The girl was very white and nervous. This contrast from her usual equanimity was disquieting. She clung to me hysterically as she gasped:
"Marcel, it is a mercy I have found you alone, and that there is one sane man in this shipful of lunatics."
"I am afraid you are not altogether right," I said, as I placed a seat for her close to mine. "I can hardly be sane when I am a voluntary passenger on board this vessel."

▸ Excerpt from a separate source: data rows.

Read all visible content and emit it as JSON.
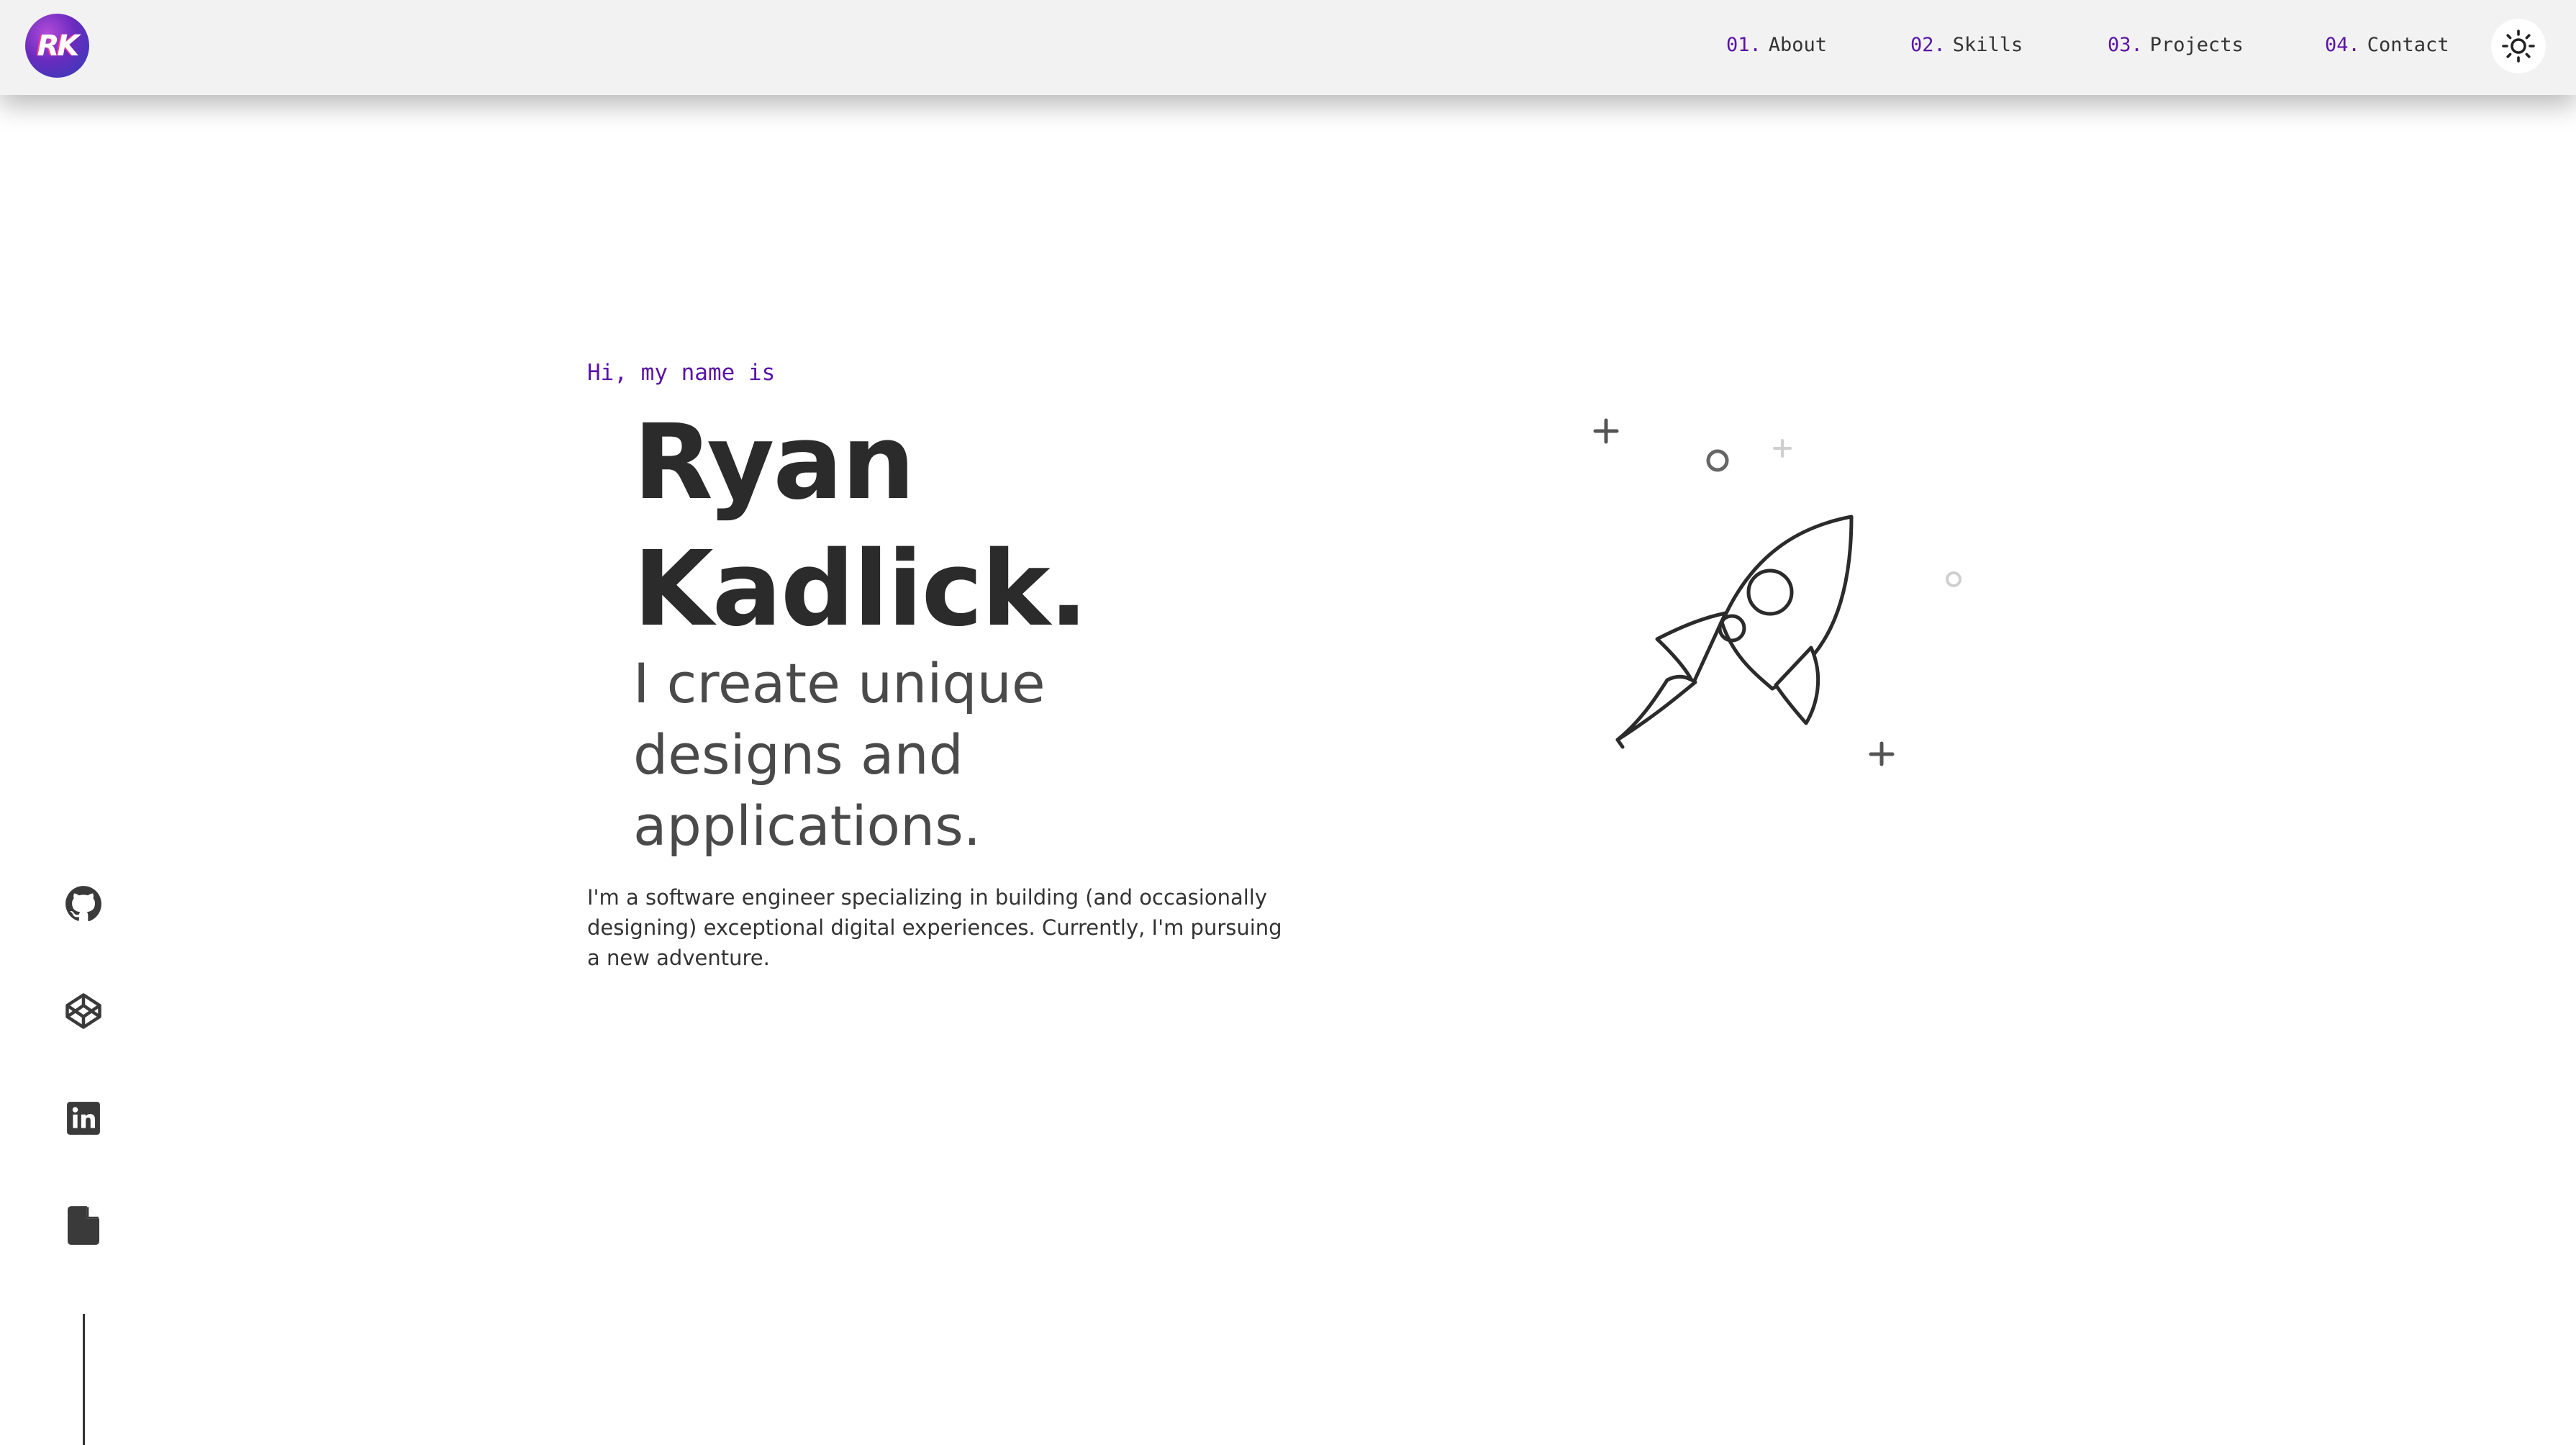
{
  "header": {
    "logo_text": "RK",
    "nav": [
      {
        "num": "01.",
        "label": "About"
      },
      {
        "num": "02.",
        "label": "Skills"
      },
      {
        "num": "03.",
        "label": "Projects"
      },
      {
        "num": "04.",
        "label": "Contact"
      }
    ],
    "theme_toggle_icon": "sun-icon"
  },
  "hero": {
    "greeting": "Hi, my name is",
    "name_line1": "Ryan",
    "name_line2": "Kadlick.",
    "tagline_line1": "I create unique",
    "tagline_line2": "designs and",
    "tagline_line3": "applications.",
    "bio": "I'm a software engineer specializing in building (and occasionally designing) exceptional digital experiences. Currently, I'm pursuing a new adventure.",
    "illustration_icon": "rocket-icon"
  },
  "social": {
    "items": [
      "github-icon",
      "codepen-icon",
      "linkedin-icon",
      "resume-file-icon"
    ]
  },
  "colors": {
    "accent": "#5a14a6",
    "text_dark": "#2b2b2b",
    "header_bg": "#f2f2f2"
  }
}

"Do you really think they mean what they say?" she asked hurriedly, without noticing my remark.
"I really think they have discovered the secret of extraordinary natural forces, so powerful and so terrible that no one can say what they may or may not accomplish. And that is the reason I begged you not to come on this voyage."
"What was the good of asking me not to come without giving me some reason?"
"Had I done so, they might have killed you as they have done others before."
"You might have chanced that, seeing that it will probably end that way."